2. In which way does PLS allow to indicate the degree of the connection between blocks of data? I know that the design matrix is employed to achieve this, but, I don’t understand why SGCCA needs to employ PLS to do it.

3. Could you explain what is actually this connection between blocks of data? If DIABLO is going to maximize the covariance between the latent variants of the different blocks of data; what is the difference between indicating a null design matrix or a full design matrix? I know the first one means that the program is going to focus more on the discriminant variants of each block regarding the groups of samples instead of the connection between blocks of data; but, I don’t understand the methods behind this. From the equation (1) explained in DIABLO’s paper, I understand that the design matrix is multiplied by the covariances between blocks of data for each component; so, if the design matrix is 0, then the result of the equation should also be 0. Could you explain this? I am new to this type of methods and I am lost.
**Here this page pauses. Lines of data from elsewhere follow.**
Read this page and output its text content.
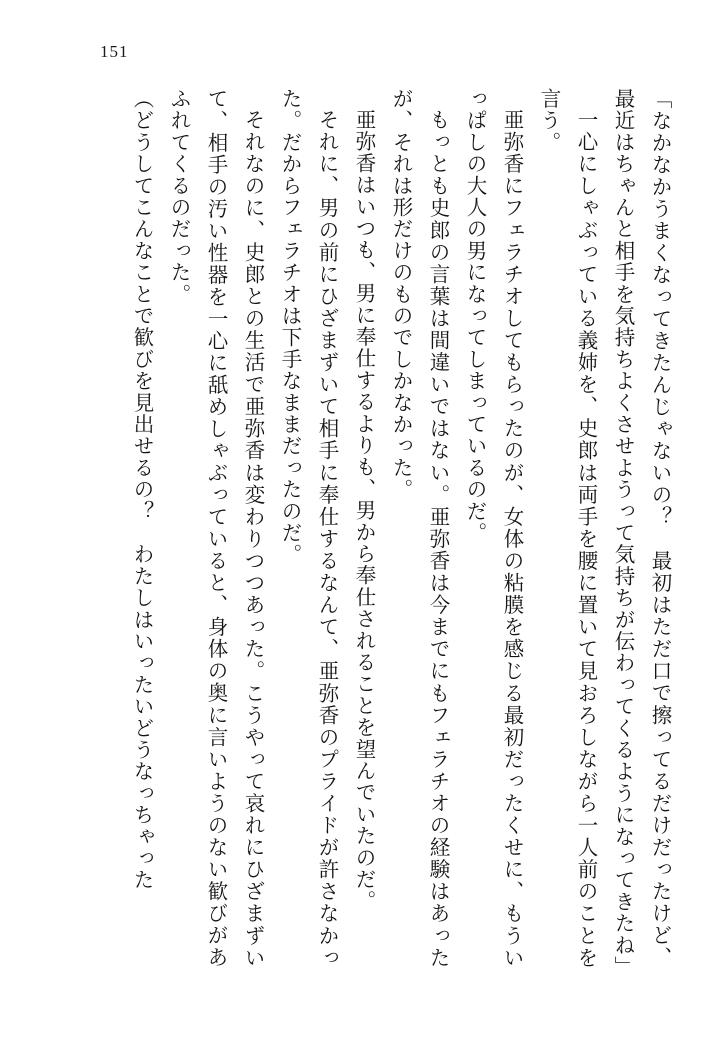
151

「なかなかうまくなってきたんじゃないの？　最初はただ口で擦ってるだけだったけど、最近はちゃんと相手を気持ちよくさせようって気持ちが伝わってくるようになってきたね」

一心にしゃぶっている義姉を、史郎は両手を腰に置いて見おろしながら一人前のことを言う。

亜弥香にフェラチオしてもらったのが、女体の粘膜を感じる最初だったくせに、もういっぱしの大人の男になってしまっているのだ。

もっとも史郎の言葉は間違いではない。亜弥香は今までにもフェラチオの経験はあったが、それは形だけのものでしかなかった。

亜弥香はいつも、男に奉仕するよりも、男から奉仕されることを望んでいたのだ。

それに、男の前にひざまずいて相手に奉仕するなんて、亜弥香のプライドが許さなかった。だからフェラチオは下手なままだったのだ。

それなのに、史郎との生活で亜弥香は変わりつつあった。こうやって哀れにひざまずいて、相手の汚い性器を一心に舐めしゃぶっていると、身体の奥に言いようのない歓びがあふれてくるのだった。

（どうしてこんなことで歓びを見出せるの？　わたしはいったいどうなっちゃった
4. Coming back to my first questions, I understand that this equation comes from SGCCA, so, how can I explain the impact of PLS on the calculation of the principal components? (both on the component scores and on the loading vectors?)

Here I paste a picture of the equation I am referring to:

Thank you very much!

I’ve been doing some digging through the `mixOmics` source code to answer your questions, @Jeni. Here’s what I’ve found:

1. sGCCA and sPLS are complementary methods feature reduction methods. However, sGCCA (note the “G”) is a “generalised” form of sCCA to work in multiblock contexts. rGCCA (note the “r”) is the “regularised” form of GCCA. Within `mixOmics` specifically, sGCCA and DIABLO (`block.splsda()`) essentially call the exact same code, and these derive from the PLS algorithm. However, rGCCA uses methodology derived from Tenenhaus, A. and Guillemot.

Its easier to think of DIABLO as being able to behave as either a pseudo rGCCA algorithm or a PLS-derived one, not both simultaneously.

2. The design matrix is employed at each iteration of the PLS algorithm and is involved in the calculation of loadings and variates (see here). PLS is not required for sGCCA, but a portion of the PLS algorithm was repurposed to format the data into a form sGCCA can use effectively (see here).

3. I feel you have somewhat answered your own question here. If the covariance between a specific pair of blocks is not of importance to consider, then set this value in the design matrix to 0. It therefore has no contribution to the above equation, but not that we are summing over all design values. This is only a problem if all design values are 0, but then there’s no point in using this method if the design matrix is all 0’s.

4. I’m a bit confused as to what you’re actually asking here sorry. Do you mean from a mathematical, a programmatic or a conceptual level?

As a result of that, you may ask why the CCA acronym is used rather than PLS in the available resources. Within `mixOmics`, “sGCCA” uses the PLS algorithm to decompose the input data, but algorithms from the `rGCCA` package are utilised to deflate the dataframes. Refer to ** at bottom for explanation of deflation.